El resto, todo el resto, pertenece no al juego de las búsquedas de los medios para atraer y encapsular la presa por medio de varios escamoteos, sino solo al misterio del encuentro entre la gracia de Dios y la libertad del hombre.
El Otro que te sobrepasa 
El joven Matteo supo reconocer que allí, al lado de aquel hombre, había encontrado lo que buscaba. Para él, "no tenía ninguna importancia la edad" de quien vivía en aquel lugar. Allí "nos encontrábamos y se hablaba de Dios o con Dios".
En el mercado de las religiones, él se había detenido en aquella tienda donde le ofrecían lo que él buscaba.

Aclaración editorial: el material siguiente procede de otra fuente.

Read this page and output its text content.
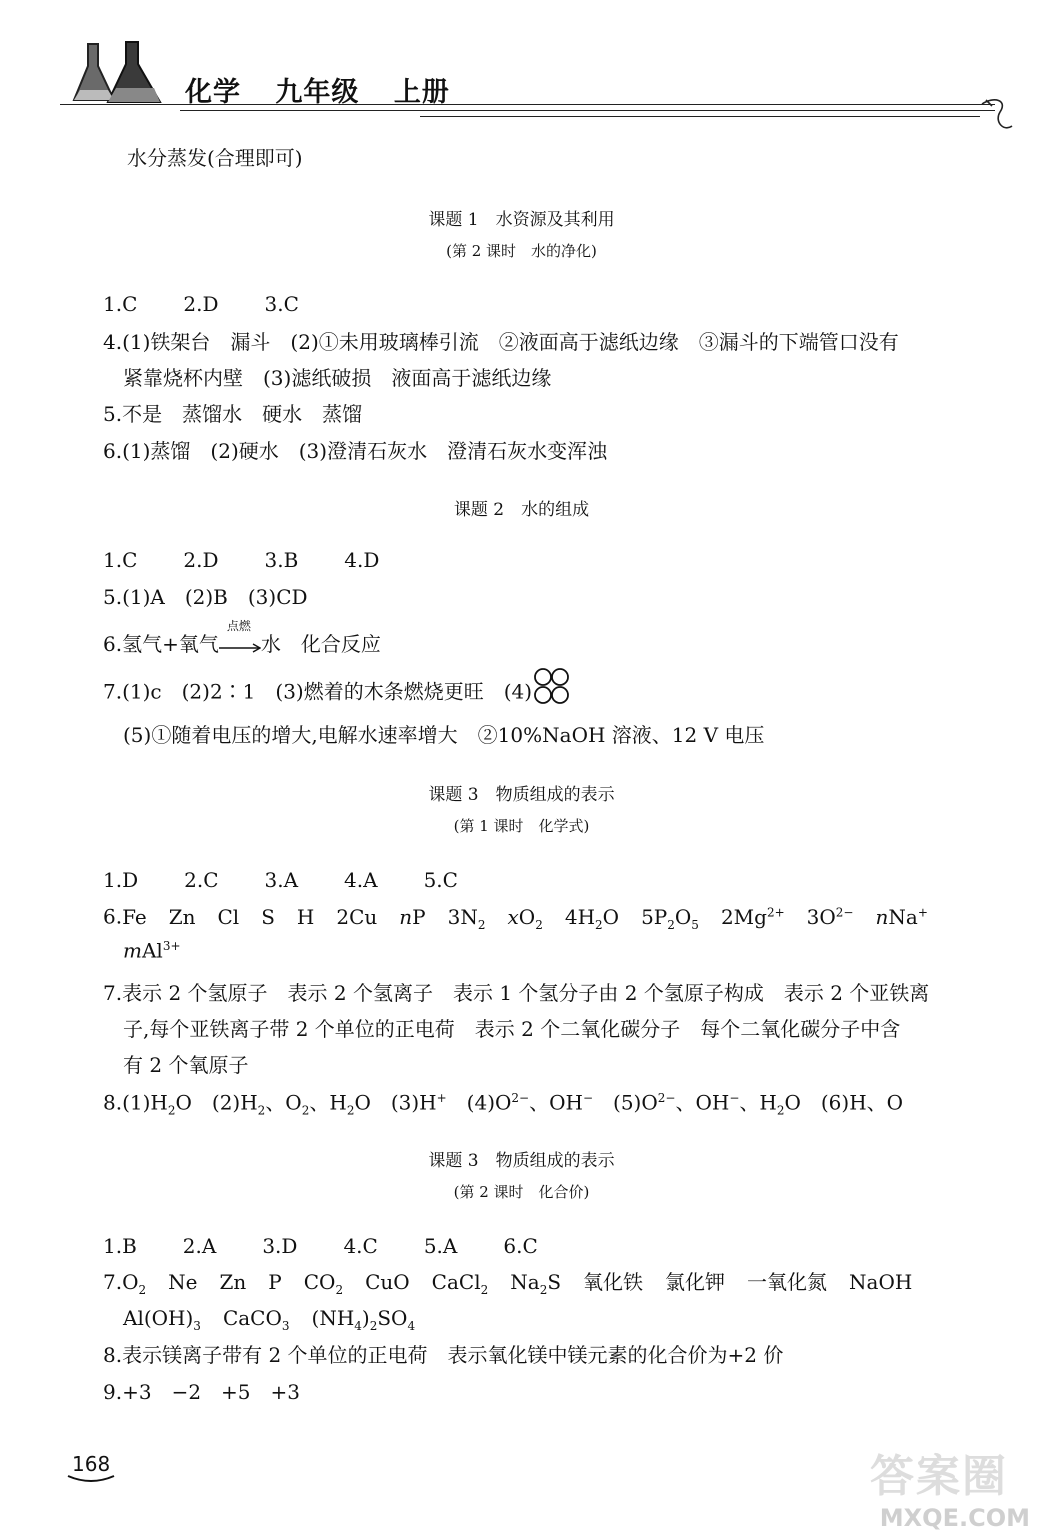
化学 九年级 上册
水分蒸发(合理即可)
课题 1　水资源及其利用
(第 2 课时　水的净化)
1.C 2.D 3.C
4.(1)铁架台　漏斗　(2)①未用玻璃棒引流　②液面高于滤纸边缘　③漏斗的下端管口没有
紧靠烧杯内壁　(3)滤纸破损　液面高于滤纸边缘
5.不是　蒸馏水　硬水　蒸馏
6.(1)蒸馏　(2)硬水　(3)澄清石灰水　澄清石灰水变浑浊
课题 2　水的组成
1.C 2.D 3.B 4.D
5.(1)A　(2)B　(3)CD
6.氢气+氧气
点燃
水　化合反应
7.(1)c　(2)2∶1　(3)燃着的木条燃烧更旺　(4)
(5)①随着电压的增大,电解水速率增大　②10%NaOH 溶液、12 V 电压
课题 3　物质组成的表示
(第 1 课时　化学式)
1.D 2.C 3.A 4.A 5.C
6.Fe Zn Cl S H 2Cu nP $3N_2$ $xO_2$ $4H_2O$ $5P_2O_5$ $2Mg^{2+}$ $3O^{2-}$ nNa+
mAl$^{3+}$
7.表示 2 个氢原子　表示 2 个氢离子　表示 1 个氢分子由 2 个氢原子构成　表示 2 个亚铁离
子,每个亚铁离子带 2 个单位的正电荷　表示 2 个二氧化碳分子　每个二氧化碳分子中含
有 2 个氧原子
$8.(1)H_2O$　$(2)H_2$、$O_2$、$H_2O$　(3)H+　$(4)O^{2-}$、OH−　$(5)O^{2-}$、OH−、$H_2O$　(6)H、O
课题 3　物质组成的表示
(第 2 课时　化合价)
1.B 2.A 3.D 4.C 5.A 6.C
$7.O_2$ Ne Zn P $CO_2$ CuO CaCl$_2$ $Na_2S$ 氧化铁 氯化钾 一氧化氮 NaOH
$Al(OH)_3$ CaCO$_3$ $(NH_4)_2SO_4$
8.表示镁离子带有 2 个单位的正电荷　表示氧化镁中镁元素的化合价为+2 价
9.+3　−2　+5　+3
168	答案圈
MXQE.COM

Algunos años después de la muerte del P. Divo, el P. Serafino Tognetti, escribiendo una amplia y documentada biografía del que se había vuelto su Padre en la fe, dejaba transparentar –en un bellísimo testimonio del P. Divo sobre el cardenal de Florencia, Elia Dalla Costa el secreto del Padre, que no era sino aquel tesoro escondido que el joven Matteo había buscado y que, una vez encontrado, lo había llevado a vender todo lo que tenía, con tal de que no lo perdiera.
El Barsotti que habla del cardinal Dalla Costa no es, para quien sabe leer una Historia, sino el P. Serafino que habla del P. Divo Barsotti, su Padre en la fe. 
"La persona que más me ha dado el sentido de Dios ha sido el cardenal Dalla Costa; nunca me he acercado a él sin sentir algo más grande que él y que todo; era un sentido de Dios, de un Dios personal, que se imponía a mi  espíritu. Para mí, mi Dios es el Dios del cardenal Dalla Costa. Lo que me ha dado él con su ejemplo, con su vida, tal vez no me lo ha dado ningún otro. No era un hombre de gobierno, no era un hombre de gran cultura, pero era un santo. ¿Por qué ha incidido tan profundamente en sus sacerdotes y en la Diócesis? Porque era santo, independientemente de lo que hacía. Lo que nos hace percibir que estamos en la presencia de un santo es el hecho de que nos sentimos llamados de vuelta a la realidad de la Presencia divina, de esta presencia de paz, de pureza y de alegría, de luz interior. ... El card. Dalla Costa estaba como envuelto de silencio. En su presencia no se percibía al card. Dalla Costa, sino al Otro que sobrepasaba a él y a nosotros: Dios estaba presente. Se tenía la impresión de estar frente a un segundo Elías: ¡Viva Dios, en cuya presencia yo estoy!; ¡la presencia de Dios lo era todo para él, ninguna cosa tenía importancia!"[4].
Es en esta cadena de transmisión de encuentros en que la vocación encuentra el lugar histórico donde se puede manifestar, y las condiciones de posibilidad para alcanzar una trascendencia, que no es un permanecer cerrados en sí mismos.